Triangle: Longest Side Opposite Greatest Angle

Date: 10/23/1999 at 08:21:13
From: Michael
Subject: Logic

Dear Dr. Maths, 

Could you kindly help me with the following question:

Prove that in any triangle, the greatest side is opposite the greatest 
angle. (Prove by contradiction.)

Your help is appreciated.

Thanking you in advance,
Michael

Date: 10/25/1999 at 02:18:18
From: Doctor Floor
Subject: Re: Logic

Hi Michael,

Thanks for writing.

Let a, b and c be the sides of a triangle opposite to vertices A, B, 
and C respectively. We will use the Law of Sines:

     a / sin A  =  b / sin B  =  c / sin C

When angles A > B > C, then also sin A > sin B > sin C. This is easy 
to see when triangle ABC is acute or right (because the graph of 
f(x) = sin x is increasing for 0 deg <= x <= 90 deg). When triangle 
ABC is obtuse, then A > 90 degrees, so note that sin A = sin (180-A), 
and that 180-A > B as well as 180-A > C (since A+B+C = 180 degrees).

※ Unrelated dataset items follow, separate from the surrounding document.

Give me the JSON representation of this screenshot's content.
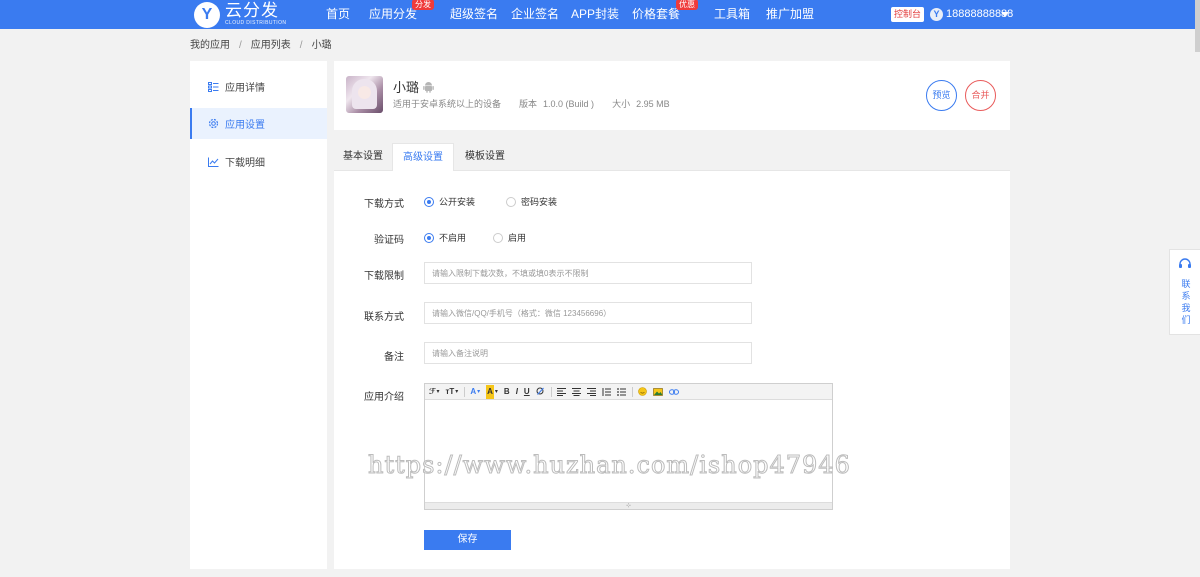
{
  "brand": {
    "title": "云分发",
    "subtitle": "CLOUD DISTRIBUTION",
    "mark": "Y",
    "color": "#3a7bf0"
  },
  "nav": {
    "items": [
      {
        "label": "首页"
      },
      {
        "label": "应用分发",
        "badge": "分发"
      },
      {
        "label": "超级签名"
      },
      {
        "label": "企业签名"
      },
      {
        "label": "APP封装"
      },
      {
        "label": "价格套餐",
        "badge": "优惠"
      },
      {
        "label": "工具箱"
      },
      {
        "label": "推广加盟"
      }
    ],
    "console_label": "控制台",
    "user_avatar": "Y",
    "username": "18888888888"
  },
  "breadcrumb": [
    "我的应用",
    "应用列表",
    "小璐"
  ],
  "sidebar": {
    "items": [
      {
        "label": "应用详情",
        "icon": "list-icon"
      },
      {
        "label": "应用设置",
        "icon": "gear-icon",
        "active": true
      },
      {
        "label": "下载明细",
        "icon": "line-chart-icon"
      }
    ]
  },
  "app": {
    "name": "小璐",
    "platform_icon": "android-icon",
    "compatibility": "适用于安卓系统以上的设备",
    "version_label": "版本",
    "version": "1.0.0 (Build )",
    "size_label": "大小",
    "size": "2.95 MB",
    "preview_label": "预览",
    "merge_label": "合并"
  },
  "tabs": [
    {
      "label": "基本设置"
    },
    {
      "label": "高级设置",
      "active": true
    },
    {
      "label": "模板设置"
    }
  ],
  "form": {
    "download_mode": {
      "label": "下载方式",
      "options": [
        "公开安装",
        "密码安装"
      ],
      "selected": "公开安装"
    },
    "captcha": {
      "label": "验证码",
      "options": [
        "不启用",
        "启用"
      ],
      "selected": "不启用"
    },
    "download_limit": {
      "label": "下载限制",
      "value": "",
      "placeholder": "请输入限制下载次数，不填或填0表示不限制"
    },
    "contact": {
      "label": "联系方式",
      "value": "",
      "placeholder": "请输入微信/QQ/手机号（格式：微信 123456696）"
    },
    "remark": {
      "label": "备注",
      "value": "",
      "placeholder": "请输入备注说明"
    },
    "intro": {
      "label": "应用介绍",
      "content": ""
    },
    "save_label": "保存"
  },
  "editor_toolbar": {
    "font_family": "ℱ",
    "font_size": "тT",
    "text_color": "A",
    "highlight": "A",
    "bold": "B",
    "italic": "I",
    "underline": "U"
  },
  "watermark": "https://www.huzhan.com/ishop47946",
  "contact_float": {
    "label": "联系我们"
  }
}
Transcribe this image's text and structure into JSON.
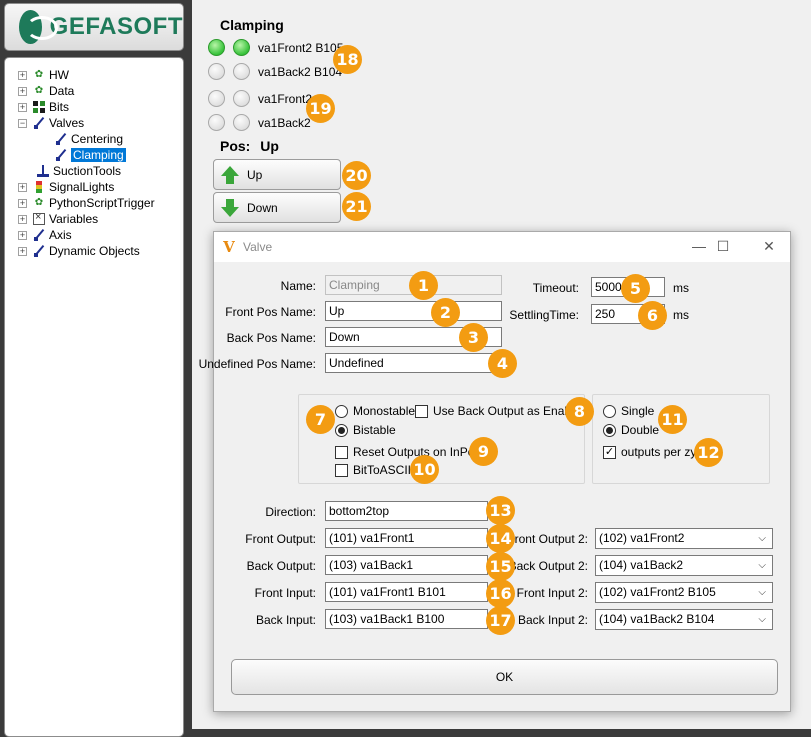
{
  "logo": {
    "text": "GEFASOFT"
  },
  "tree": {
    "items": [
      {
        "label": "HW",
        "icon": "gear-icon",
        "expander": "+"
      },
      {
        "label": "Data",
        "icon": "gear-icon",
        "expander": "+"
      },
      {
        "label": "Bits",
        "icon": "grid-icon",
        "expander": "+"
      },
      {
        "label": "Valves",
        "icon": "valve-icon",
        "expander": "−"
      },
      {
        "label": "Centering",
        "icon": "valve-icon",
        "expander": ""
      },
      {
        "label": "Clamping",
        "icon": "valve-icon",
        "expander": "",
        "selected": true
      },
      {
        "label": "SuctionTools",
        "icon": "suction-icon",
        "expander": ""
      },
      {
        "label": "SignalLights",
        "icon": "signal-light-icon",
        "expander": "+"
      },
      {
        "label": "PythonScriptTrigger",
        "icon": "gear-icon",
        "expander": "+"
      },
      {
        "label": "Variables",
        "icon": "variables-icon",
        "expander": "+"
      },
      {
        "label": "Axis",
        "icon": "valve-icon",
        "expander": "+"
      },
      {
        "label": "Dynamic Objects",
        "icon": "valve-icon",
        "expander": "+"
      }
    ]
  },
  "panel": {
    "title": "Clamping",
    "leds": [
      {
        "label": "va1Front2 B105",
        "on": true
      },
      {
        "label": "va1Back2 B104",
        "on": false
      },
      {
        "label": "va1Front2",
        "on": false
      },
      {
        "label": "va1Back2",
        "on": false
      }
    ],
    "pos_label": "Pos:",
    "pos_value": "Up",
    "up_button": "Up",
    "down_button": "Down"
  },
  "dialog": {
    "title": "Valve",
    "controls": {
      "minimize": "—",
      "maximize": "☐",
      "close": "✕"
    },
    "name_label": "Name:",
    "name_value": "Clamping",
    "front_pos_label": "Front Pos Name:",
    "front_pos_value": "Up",
    "back_pos_label": "Back Pos Name:",
    "back_pos_value": "Down",
    "undefined_pos_label": "Undefined Pos Name:",
    "undefined_pos_value": "Undefined",
    "timeout_label": "Timeout:",
    "timeout_value": "5000",
    "timeout_unit": "ms",
    "settling_label": "SettlingTime:",
    "settling_value": "250",
    "settling_unit": "ms",
    "monostable": "Monostable",
    "bistable": "Bistable",
    "use_back_output": "Use Back Output as Enable",
    "reset_outputs": "Reset Outputs on InPos",
    "bit_to_ascii": "BitToASCII",
    "single": "Single",
    "double": "Double",
    "outputs_per_zyl": "outputs per zyl.",
    "direction_label": "Direction:",
    "direction_value": "bottom2top",
    "front_output_label": "Front Output:",
    "front_output_value": "(101) va1Front1",
    "back_output_label": "Back Output:",
    "back_output_value": "(103) va1Back1",
    "front_input_label": "Front Input:",
    "front_input_value": "(101) va1Front1 B101",
    "back_input_label": "Back Input:",
    "back_input_value": "(103) va1Back1 B100",
    "front_output2_label": "Front Output 2:",
    "front_output2_value": "(102) va1Front2",
    "back_output2_label": "Back Output 2:",
    "back_output2_value": "(104) va1Back2",
    "front_input2_label": "Front Input 2:",
    "front_input2_value": "(102) va1Front2 B105",
    "back_input2_label": "Back Input 2:",
    "back_input2_value": "(104) va1Back2 B104",
    "ok": "OK"
  },
  "markers": [
    "1",
    "2",
    "3",
    "4",
    "5",
    "6",
    "7",
    "8",
    "9",
    "10",
    "11",
    "12",
    "13",
    "14",
    "15",
    "16",
    "17",
    "18",
    "19",
    "20",
    "21"
  ],
  "colors": {
    "marker": "#f39c12",
    "selection": "#0078d7",
    "led_on": "#37c23a",
    "brand": "#1e7a5a"
  }
}
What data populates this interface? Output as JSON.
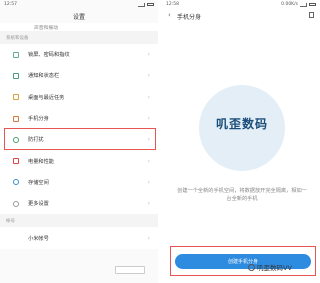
{
  "left": {
    "status": {
      "time": "12:57"
    },
    "title": "设置",
    "top_item": "声音和振动",
    "section_label": "系统和设备",
    "items": [
      {
        "label": "锁屏、密码和指纹",
        "icon": "lock-icon"
      },
      {
        "label": "通知和状态栏",
        "icon": "bell-icon"
      },
      {
        "label": "桌面与最近任务",
        "icon": "desktop-icon"
      },
      {
        "label": "手机分身",
        "icon": "dual-phone-icon"
      },
      {
        "label": "防打扰",
        "icon": "shield-icon"
      },
      {
        "label": "电量和性能",
        "icon": "battery-icon"
      },
      {
        "label": "存储空间",
        "icon": "storage-icon"
      },
      {
        "label": "更多设置",
        "icon": "more-icon"
      }
    ],
    "section2_label": "帐号",
    "account_item": "小米帐号"
  },
  "right": {
    "status": {
      "time": "12:58",
      "net": "0.00K/s"
    },
    "title": "手机分身",
    "logo_text": "叽歪数码",
    "description": "创建一个全新的手机空间，将数据放开完全隔离，相如一台全新的手机",
    "button": "创建手机分身",
    "watermark": "叽歪数码VV"
  },
  "colors": {
    "accent": "#2d8be0",
    "highlight": "#e8544f"
  }
}
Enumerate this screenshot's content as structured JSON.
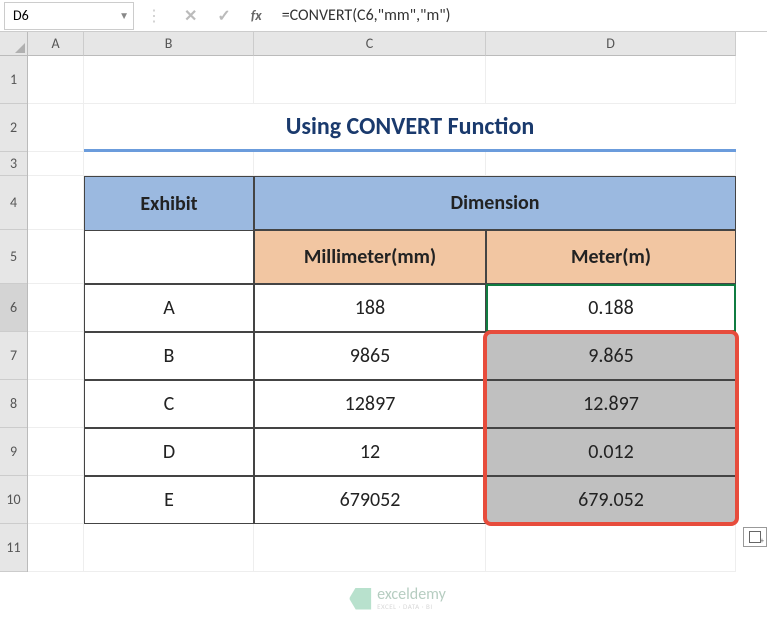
{
  "name_box": "D6",
  "formula": "=CONVERT(C6,\"mm\",\"m\")",
  "columns": [
    "A",
    "B",
    "C",
    "D"
  ],
  "row_numbers": [
    1,
    2,
    3,
    4,
    5,
    6,
    7,
    8,
    9,
    10,
    11
  ],
  "title": "Using CONVERT Function",
  "headers": {
    "exhibit": "Exhibit",
    "dimension": "Dimension",
    "mm": "Millimeter(mm)",
    "m": "Meter(m)"
  },
  "table": [
    {
      "exhibit": "A",
      "mm": "188",
      "m": "0.188"
    },
    {
      "exhibit": "B",
      "mm": "9865",
      "m": "9.865"
    },
    {
      "exhibit": "C",
      "mm": "12897",
      "m": "12.897"
    },
    {
      "exhibit": "D",
      "mm": "12",
      "m": "0.012"
    },
    {
      "exhibit": "E",
      "mm": "679052",
      "m": "679.052"
    }
  ],
  "watermark": {
    "main": "exceldemy",
    "sub": "EXCEL · DATA · BI"
  },
  "chart_data": {
    "type": "table",
    "title": "Using CONVERT Function",
    "columns": [
      "Exhibit",
      "Millimeter(mm)",
      "Meter(m)"
    ],
    "rows": [
      [
        "A",
        188,
        0.188
      ],
      [
        "B",
        9865,
        9.865
      ],
      [
        "C",
        12897,
        12.897
      ],
      [
        "D",
        12,
        0.012
      ],
      [
        "E",
        679052,
        679.052
      ]
    ]
  }
}
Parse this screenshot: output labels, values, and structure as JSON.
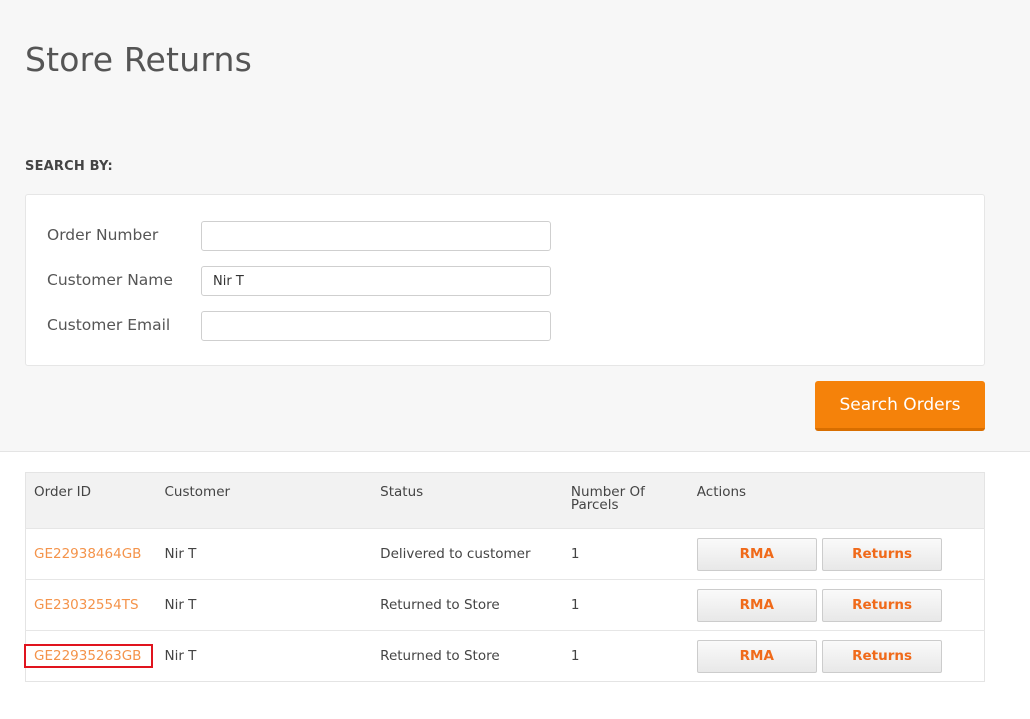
{
  "page": {
    "title": "Store Returns"
  },
  "search": {
    "heading": "SEARCH BY:",
    "fields": [
      {
        "label": "Order Number",
        "value": "",
        "placeholder": ""
      },
      {
        "label": "Customer Name",
        "value": "Nir T",
        "placeholder": ""
      },
      {
        "label": "Customer Email",
        "value": "",
        "placeholder": ""
      }
    ],
    "button_label": "Search Orders"
  },
  "table": {
    "headers": {
      "order_id": "Order ID",
      "customer": "Customer",
      "status": "Status",
      "parcels_line1": "Number Of",
      "parcels_line2": "Parcels",
      "actions": "Actions"
    },
    "rows": [
      {
        "order_id": "GE22938464GB",
        "customer": "Nir T",
        "status": "Delivered to customer",
        "parcels": "1",
        "rma_label": "RMA",
        "returns_label": "Returns"
      },
      {
        "order_id": "GE23032554TS",
        "customer": "Nir T",
        "status": "Returned to Store",
        "parcels": "1",
        "rma_label": "RMA",
        "returns_label": "Returns"
      },
      {
        "order_id": "GE22935263GB",
        "customer": "Nir T",
        "status": "Returned to Store",
        "parcels": "1",
        "rma_label": "RMA",
        "returns_label": "Returns"
      }
    ]
  },
  "colors": {
    "accent": "#f5820a",
    "link": "#f4934a",
    "action_text": "#f06a1a",
    "highlight": "#e0141e"
  }
}
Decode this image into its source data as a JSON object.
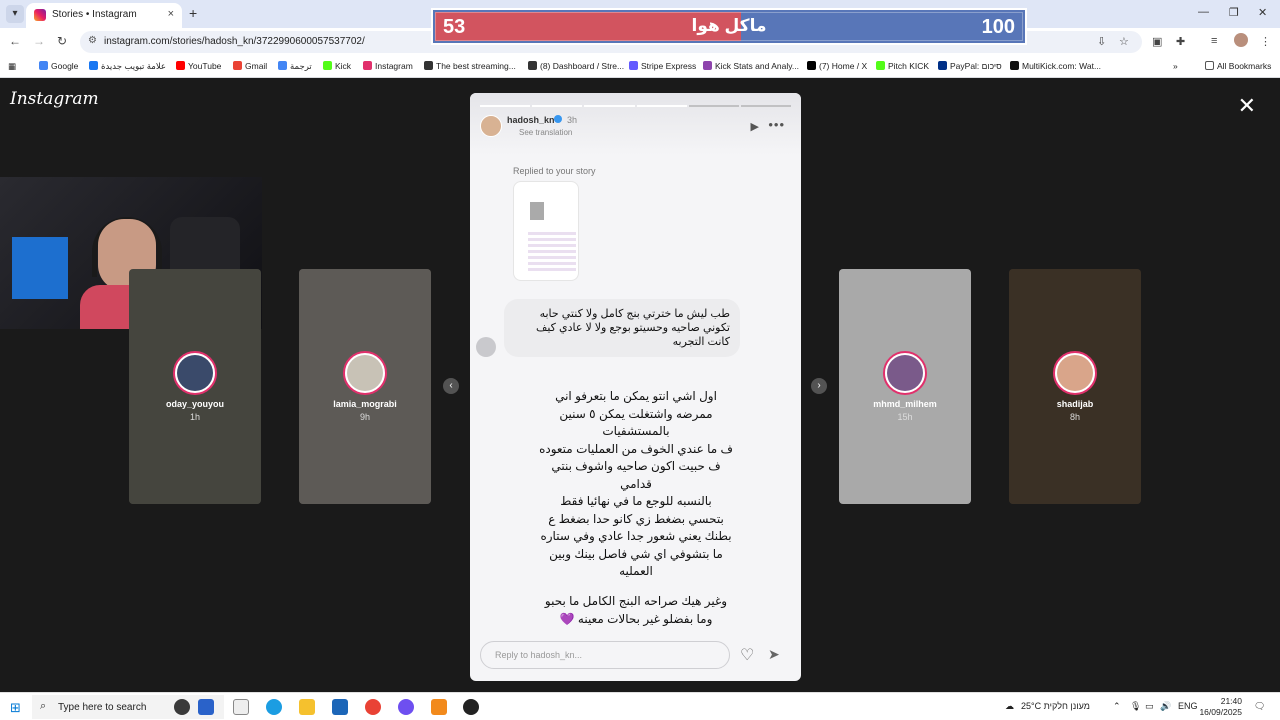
{
  "browser": {
    "tab_list_icon": "chevron-down-icon",
    "tab_title": "Stories • Instagram",
    "tab_close": "×",
    "new_tab": "+",
    "url": "instagram.com/stories/hadosh_kn/3722990600057537702/",
    "window_controls": {
      "minimize": "—",
      "maximize": "❐",
      "close": "✕"
    },
    "bookmarks": [
      {
        "label": "Google",
        "color": "#4285f4"
      },
      {
        "label": "علامة تبويب جديدة",
        "color": "#1877f2"
      },
      {
        "label": "YouTube",
        "color": "#ff0000"
      },
      {
        "label": "Gmail",
        "color": "#ea4335"
      },
      {
        "label": "ترجمة",
        "color": "#4285f4"
      },
      {
        "label": "Kick",
        "color": "#53fc18"
      },
      {
        "label": "Instagram",
        "color": "#e1306c"
      },
      {
        "label": "The best streaming...",
        "color": "#333333"
      },
      {
        "label": "(8) Dashboard / Stre...",
        "color": "#333333"
      },
      {
        "label": "Stripe Express",
        "color": "#635bff"
      },
      {
        "label": "Kick Stats and Analy...",
        "color": "#8e44ad"
      },
      {
        "label": "(7) Home / X",
        "color": "#000000"
      },
      {
        "label": "Pitch KICK",
        "color": "#53fc18"
      },
      {
        "label": "PayPal: סיכום",
        "color": "#003087"
      },
      {
        "label": "MultiKick.com: Wat...",
        "color": "#111111"
      }
    ],
    "more_bookmarks": "»",
    "all_bookmarks": "All Bookmarks"
  },
  "score_overlay": {
    "left_value": "53",
    "right_value": "100",
    "center_text": "ماكل هوا",
    "red_fill_fraction": 0.52,
    "left_color": "#d2545f",
    "right_color": "#5876b8"
  },
  "instagram": {
    "logo": "Instagram",
    "close": "✕",
    "side_stories": [
      {
        "name": "oday_youyou",
        "time": "1h",
        "bg": "#6b6b60",
        "avatar": "#3a4a6a"
      },
      {
        "name": "lamia_mograbi",
        "time": "9h",
        "bg": "#8f8a84",
        "avatar": "#c8c2b6"
      },
      {
        "name": "mhmd_milhem",
        "time": "15h",
        "bg": "#bdbdbd",
        "avatar": "#7a5a8a"
      },
      {
        "name": "shadijab",
        "time": "8h",
        "bg": "#5a4a3a",
        "avatar": "#d9a58a"
      }
    ],
    "story": {
      "username": "hadosh_kn",
      "time": "3h",
      "see_translation": "See translation",
      "progress_segments": 6,
      "progress_done": 4,
      "replied_label": "Replied to your story",
      "bubble_text": "طب ليش ما خترتي بنج كامل ولا كنتي حابه تكوني صاحيه وحسيتو بوجع ولا لا عادي كيف كانت التجربه",
      "message_1": "اول اشي انتو يمكن ما بتعرفو اني\nممرضه واشتغلت يمكن ٥ سنين\nبالمستشفيات\nف ما عندي الخوف من العمليات متعوده\nف حبيت اكون صاحيه واشوف بنتي\nقدامي\nبالنسبه للوجع ما في نهائيا فقط\nبتحسي بضغط زي كانو حدا بضغط ع\nبطنك يعني شعور جدا عادي وفي ستاره\nما بتشوفي اي شي فاصل بينك وبين\nالعمليه",
      "message_2": "وغير هيك صراحه البنج الكامل ما بحبو\nوما بفضلو غير بحالات معينه 💜",
      "reply_placeholder": "Reply to hadosh_kn..."
    }
  },
  "taskbar": {
    "search_placeholder": "Type here to search",
    "weather": "25°C  מעונן חלקית",
    "language": "ENG",
    "time": "21:40",
    "date": "16/09/2025"
  }
}
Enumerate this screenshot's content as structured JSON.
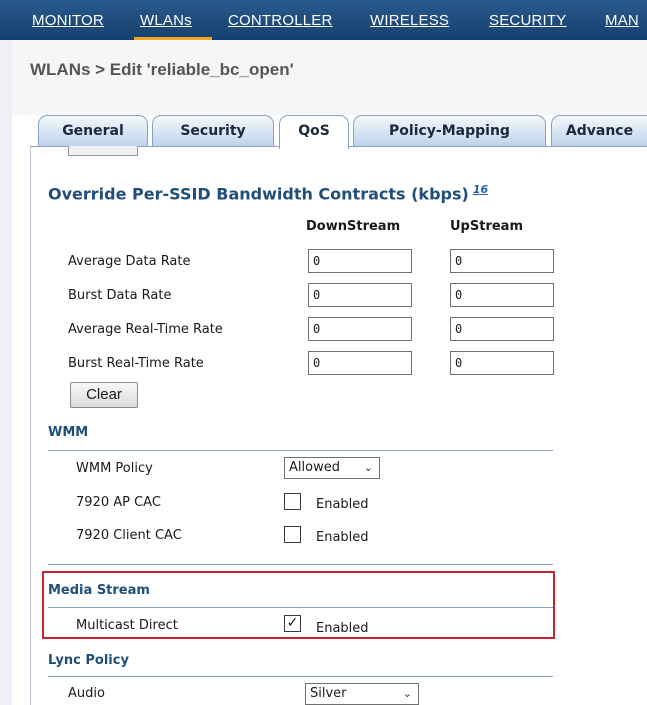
{
  "nav": {
    "items": [
      {
        "label": "MONITOR"
      },
      {
        "label": "WLANs"
      },
      {
        "label": "CONTROLLER"
      },
      {
        "label": "WIRELESS"
      },
      {
        "label": "SECURITY"
      },
      {
        "label": "MAN"
      }
    ],
    "active": "WLANs",
    "accent_color": "#f5a623"
  },
  "breadcrumb": "WLANs > Edit  'reliable_bc_open'",
  "tabs": [
    {
      "label": "General"
    },
    {
      "label": "Security"
    },
    {
      "label": "QoS"
    },
    {
      "label": "Policy-Mapping"
    },
    {
      "label": "Advance"
    }
  ],
  "active_tab": "QoS",
  "bandwidth": {
    "title": "Override Per-SSID Bandwidth Contracts (kbps)",
    "footnote": "16",
    "col_downstream": "DownStream",
    "col_upstream": "UpStream",
    "rows": [
      {
        "label": "Average Data Rate",
        "down": "0",
        "up": "0"
      },
      {
        "label": "Burst Data Rate",
        "down": "0",
        "up": "0"
      },
      {
        "label": "Average Real-Time Rate",
        "down": "0",
        "up": "0"
      },
      {
        "label": "Burst Real-Time Rate",
        "down": "0",
        "up": "0"
      }
    ],
    "clear_label": "Clear"
  },
  "wmm": {
    "title": "WMM",
    "policy_label": "WMM Policy",
    "policy_value": "Allowed",
    "ap_cac_label": "7920 AP CAC",
    "ap_cac_option": "Enabled",
    "ap_cac_checked": false,
    "client_cac_label": "7920 Client CAC",
    "client_cac_option": "Enabled",
    "client_cac_checked": false
  },
  "media_stream": {
    "title": "Media Stream",
    "multicast_label": "Multicast Direct",
    "multicast_option": "Enabled",
    "multicast_checked": true,
    "highlight_color": "#c8242c"
  },
  "lync": {
    "title": "Lync Policy",
    "audio_label": "Audio",
    "audio_value": "Silver"
  }
}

So we give names to the vertices in such a way that A > B > C.

So, suppose that a < b. From the Law of sines we have

     a = b * sin A / sin B

So a < b gives sin A / sin B < 1 and sin A < sin B, and we have a 
contradiction. The assumption a < c leads to a contradiction in the 
same way. so we have proven that a is the greatest side by 
contradiction.

If you need more help, just write back.

Best regards,
- Doctor Floor, The Math Forum
  http://mathforum.org/dr.math/